Salmon Tartare
Nutritional values
(Percentage of daily recommendation)
Calorie | 381 cal. | (18 %) | ||
Protein | 21.09 g | (22 %) | ||
Fat | 25.38 g | (22 %) | ||
Carbohydrates | 17.89 g | (12 %) | ||
Sugar added | 1.05 g | (4 %) | ||
Roughage | 2.4 g | (8 %) |
Vitamin A | 174.38 mg | (21,798 %) | ||
Vitamin D | 0 μg | (0 %) | ||
Vitamin E | 2.56 mg | (21 %) | ||
Vitamin B₁ | 0.28 mg | (28 %) | ||
Vitamin B₂ | 0.4 mg | (36 %) | ||
Niacin | 11.84 mg | (99 %) | ||
Vitamin B₆ | 1 mg | (71 %) | ||
Folate | 89.35 μg | (30 %) | ||
Pantothenic acid | 1.64 mg | (27 %) | ||
Biotin | 5.08 μg | (11 %) | ||
Vitamin B₁₂ | 2.29 μg | (76 %) | ||
Vitamin C | 16.53 mg | (17 %) | ||
Potassium | 724.34 mg | (18 %) | ||
Calcium | 77.79 mg | (8 %) | ||
Magnesium | 59.47 mg | (20 %) | ||
Iron | 3.02 mg | (20 %) | ||
Zinc | 0.82 mg | (10 %) | ||
Saturated fatty acids | 2.94 g | |||
Cholesterol | 53.25 mg |
Ingredients
- Ingredients
- ¼ stalk Leeks
- 1 handful Watercress
- 300 grams Salmon (from the back piece)
- 8 shallots
- 4 Leeks
- 3 Tbsps White vinegar
- 1 tsp Mustard
- 1 tsp sugar
- 40 milliliters Canola oil
- 40 milliliters mild olive oil
- salt
- freshly ground peppers
- 2 Tbsps lemon juice
- salted Cracker (for garnish)
Preparation steps
Halve the leek lengthwise, and thinly slice. Rinse in a colander and drain well. Rinse and dry the watercress, then remove the leave from the stems. Mix the leek and the watercress.
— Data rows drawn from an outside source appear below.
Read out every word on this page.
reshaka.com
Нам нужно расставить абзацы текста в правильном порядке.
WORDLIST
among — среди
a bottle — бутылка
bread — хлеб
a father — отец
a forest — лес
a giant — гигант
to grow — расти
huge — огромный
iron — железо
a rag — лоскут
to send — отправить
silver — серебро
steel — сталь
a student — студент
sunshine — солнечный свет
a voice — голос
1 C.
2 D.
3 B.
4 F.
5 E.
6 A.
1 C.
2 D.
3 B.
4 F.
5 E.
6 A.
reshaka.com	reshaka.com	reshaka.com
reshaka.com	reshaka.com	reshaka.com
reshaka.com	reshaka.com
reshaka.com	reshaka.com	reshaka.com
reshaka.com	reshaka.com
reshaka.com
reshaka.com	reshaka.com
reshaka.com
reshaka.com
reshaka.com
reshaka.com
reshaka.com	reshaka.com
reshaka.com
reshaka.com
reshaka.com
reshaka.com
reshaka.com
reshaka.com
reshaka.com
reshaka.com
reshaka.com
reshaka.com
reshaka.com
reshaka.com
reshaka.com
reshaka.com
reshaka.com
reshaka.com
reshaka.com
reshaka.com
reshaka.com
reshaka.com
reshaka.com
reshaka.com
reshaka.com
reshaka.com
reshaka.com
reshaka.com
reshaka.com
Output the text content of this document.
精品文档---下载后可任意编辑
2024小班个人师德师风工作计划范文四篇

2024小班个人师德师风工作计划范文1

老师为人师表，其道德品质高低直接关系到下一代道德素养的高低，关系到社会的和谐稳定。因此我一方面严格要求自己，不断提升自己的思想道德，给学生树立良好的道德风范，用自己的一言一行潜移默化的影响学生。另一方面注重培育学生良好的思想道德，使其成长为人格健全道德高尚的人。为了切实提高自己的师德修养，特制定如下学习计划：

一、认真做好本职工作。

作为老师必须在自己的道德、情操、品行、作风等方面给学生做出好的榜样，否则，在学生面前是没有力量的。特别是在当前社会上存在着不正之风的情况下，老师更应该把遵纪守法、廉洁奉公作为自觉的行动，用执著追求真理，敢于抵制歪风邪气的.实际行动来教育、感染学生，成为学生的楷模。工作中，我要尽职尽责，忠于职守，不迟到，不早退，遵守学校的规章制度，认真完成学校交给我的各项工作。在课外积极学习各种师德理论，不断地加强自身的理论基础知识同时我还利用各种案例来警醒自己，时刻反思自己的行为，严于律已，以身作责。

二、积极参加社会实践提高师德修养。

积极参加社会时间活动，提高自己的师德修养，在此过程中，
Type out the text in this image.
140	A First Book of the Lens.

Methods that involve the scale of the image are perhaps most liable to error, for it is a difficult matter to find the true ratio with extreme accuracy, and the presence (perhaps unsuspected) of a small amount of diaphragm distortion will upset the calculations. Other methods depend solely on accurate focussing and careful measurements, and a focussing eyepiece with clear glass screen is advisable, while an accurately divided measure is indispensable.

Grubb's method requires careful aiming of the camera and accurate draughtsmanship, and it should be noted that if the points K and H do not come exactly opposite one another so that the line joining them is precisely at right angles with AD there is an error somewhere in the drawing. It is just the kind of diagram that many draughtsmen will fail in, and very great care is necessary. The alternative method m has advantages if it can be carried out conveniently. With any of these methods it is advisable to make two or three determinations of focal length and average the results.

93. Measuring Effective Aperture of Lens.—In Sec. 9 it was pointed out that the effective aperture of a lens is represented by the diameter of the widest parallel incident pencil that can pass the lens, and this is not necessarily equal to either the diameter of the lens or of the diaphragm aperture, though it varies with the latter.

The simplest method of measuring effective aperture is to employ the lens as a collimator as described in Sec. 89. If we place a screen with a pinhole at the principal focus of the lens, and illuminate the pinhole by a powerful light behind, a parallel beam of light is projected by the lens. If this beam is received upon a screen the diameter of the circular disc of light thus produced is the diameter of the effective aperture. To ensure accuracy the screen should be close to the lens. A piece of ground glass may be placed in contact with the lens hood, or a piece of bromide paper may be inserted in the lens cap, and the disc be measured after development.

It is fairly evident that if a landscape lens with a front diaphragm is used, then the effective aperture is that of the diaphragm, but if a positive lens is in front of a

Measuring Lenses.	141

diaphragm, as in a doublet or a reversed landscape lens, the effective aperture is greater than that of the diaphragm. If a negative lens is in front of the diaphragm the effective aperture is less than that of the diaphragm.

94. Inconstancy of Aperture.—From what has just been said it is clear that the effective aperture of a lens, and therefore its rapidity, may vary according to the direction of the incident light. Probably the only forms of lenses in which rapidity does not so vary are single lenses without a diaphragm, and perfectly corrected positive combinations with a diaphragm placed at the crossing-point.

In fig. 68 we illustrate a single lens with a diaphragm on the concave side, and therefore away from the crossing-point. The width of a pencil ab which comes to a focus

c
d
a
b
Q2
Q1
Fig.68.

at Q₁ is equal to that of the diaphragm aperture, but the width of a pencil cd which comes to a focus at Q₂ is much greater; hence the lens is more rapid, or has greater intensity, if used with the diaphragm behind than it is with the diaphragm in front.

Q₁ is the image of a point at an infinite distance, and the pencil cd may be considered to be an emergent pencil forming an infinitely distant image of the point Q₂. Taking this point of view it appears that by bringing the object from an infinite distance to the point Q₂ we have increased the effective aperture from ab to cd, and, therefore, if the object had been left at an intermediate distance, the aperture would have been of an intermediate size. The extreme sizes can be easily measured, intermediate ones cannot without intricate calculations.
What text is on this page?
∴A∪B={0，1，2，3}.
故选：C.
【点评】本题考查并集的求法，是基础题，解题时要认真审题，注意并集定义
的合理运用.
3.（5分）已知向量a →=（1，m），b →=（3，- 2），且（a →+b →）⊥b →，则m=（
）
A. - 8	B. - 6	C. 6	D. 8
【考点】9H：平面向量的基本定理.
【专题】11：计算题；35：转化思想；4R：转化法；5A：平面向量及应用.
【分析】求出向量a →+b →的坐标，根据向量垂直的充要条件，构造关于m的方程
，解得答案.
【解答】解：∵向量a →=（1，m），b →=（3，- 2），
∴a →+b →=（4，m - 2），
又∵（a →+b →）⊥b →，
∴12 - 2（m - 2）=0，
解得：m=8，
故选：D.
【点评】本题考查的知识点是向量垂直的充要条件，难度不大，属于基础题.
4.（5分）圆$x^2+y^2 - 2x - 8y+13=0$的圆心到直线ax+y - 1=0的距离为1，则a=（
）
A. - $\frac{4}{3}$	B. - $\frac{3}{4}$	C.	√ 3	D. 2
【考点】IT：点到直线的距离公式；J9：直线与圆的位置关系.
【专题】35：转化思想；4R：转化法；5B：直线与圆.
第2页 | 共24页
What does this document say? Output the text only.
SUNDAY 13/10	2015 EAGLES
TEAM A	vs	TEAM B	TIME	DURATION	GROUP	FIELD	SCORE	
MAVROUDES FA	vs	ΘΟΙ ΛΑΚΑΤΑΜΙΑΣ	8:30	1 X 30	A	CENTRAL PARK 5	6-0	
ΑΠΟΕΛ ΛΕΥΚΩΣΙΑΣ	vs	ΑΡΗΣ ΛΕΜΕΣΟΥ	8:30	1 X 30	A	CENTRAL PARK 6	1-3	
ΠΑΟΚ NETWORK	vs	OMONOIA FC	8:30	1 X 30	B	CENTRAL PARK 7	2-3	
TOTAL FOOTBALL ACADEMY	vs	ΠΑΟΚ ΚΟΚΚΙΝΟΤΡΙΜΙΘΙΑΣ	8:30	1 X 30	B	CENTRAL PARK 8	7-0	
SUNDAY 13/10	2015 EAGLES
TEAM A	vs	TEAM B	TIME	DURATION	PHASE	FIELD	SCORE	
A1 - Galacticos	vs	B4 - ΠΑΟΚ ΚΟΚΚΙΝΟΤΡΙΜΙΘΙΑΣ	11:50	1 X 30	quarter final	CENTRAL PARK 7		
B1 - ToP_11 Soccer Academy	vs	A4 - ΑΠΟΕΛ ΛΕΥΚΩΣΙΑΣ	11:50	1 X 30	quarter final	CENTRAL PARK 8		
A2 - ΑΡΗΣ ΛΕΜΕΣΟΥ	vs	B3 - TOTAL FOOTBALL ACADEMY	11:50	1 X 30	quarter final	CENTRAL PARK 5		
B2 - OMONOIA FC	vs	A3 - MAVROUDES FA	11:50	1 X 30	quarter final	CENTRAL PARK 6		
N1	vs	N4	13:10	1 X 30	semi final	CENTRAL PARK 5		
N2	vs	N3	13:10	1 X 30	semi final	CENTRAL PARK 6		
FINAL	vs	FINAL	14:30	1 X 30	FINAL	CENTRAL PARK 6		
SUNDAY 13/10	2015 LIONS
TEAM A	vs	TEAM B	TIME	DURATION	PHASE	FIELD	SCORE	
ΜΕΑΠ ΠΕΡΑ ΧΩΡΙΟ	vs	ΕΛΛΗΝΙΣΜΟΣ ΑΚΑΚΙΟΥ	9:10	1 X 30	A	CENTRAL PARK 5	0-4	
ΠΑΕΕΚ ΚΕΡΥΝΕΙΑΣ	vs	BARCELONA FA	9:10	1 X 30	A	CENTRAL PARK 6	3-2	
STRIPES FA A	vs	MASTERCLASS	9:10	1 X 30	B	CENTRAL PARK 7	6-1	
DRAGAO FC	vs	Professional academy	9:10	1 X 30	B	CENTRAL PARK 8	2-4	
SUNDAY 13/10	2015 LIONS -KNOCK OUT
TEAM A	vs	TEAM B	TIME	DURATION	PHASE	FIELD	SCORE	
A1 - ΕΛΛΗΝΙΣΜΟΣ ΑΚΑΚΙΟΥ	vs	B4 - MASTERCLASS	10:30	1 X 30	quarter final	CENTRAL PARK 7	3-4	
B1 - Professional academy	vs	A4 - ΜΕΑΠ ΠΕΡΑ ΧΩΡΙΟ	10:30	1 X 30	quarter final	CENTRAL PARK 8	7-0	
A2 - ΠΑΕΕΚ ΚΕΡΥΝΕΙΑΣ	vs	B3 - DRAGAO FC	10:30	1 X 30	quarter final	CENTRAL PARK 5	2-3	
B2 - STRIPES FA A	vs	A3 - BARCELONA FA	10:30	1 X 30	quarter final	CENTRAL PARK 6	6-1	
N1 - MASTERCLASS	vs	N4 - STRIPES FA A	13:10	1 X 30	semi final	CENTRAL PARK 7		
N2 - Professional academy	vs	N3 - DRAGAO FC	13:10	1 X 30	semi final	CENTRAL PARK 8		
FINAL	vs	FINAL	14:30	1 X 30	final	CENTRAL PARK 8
Rinse, dry, and finely dice the salmon. Peel and finely dice the shallots. Rinse, dry, and thinly slice the chives. Mix the shallots, chives, and the salmon. Chill, covered, until ready to serve.
Mix the white wine vinegar, mustard, sugar, and both oils to form a vinaigrette. Season to taste with salt and pepper.
Season the salmon tartare with salt, pepper, and lemon juice before serving. Using a round cutter, place the tartare onto plates, and top with the cress mixture. Serve with crackers, and let come to room temperature. Drizzle the tartare with the vinaigrette and serve.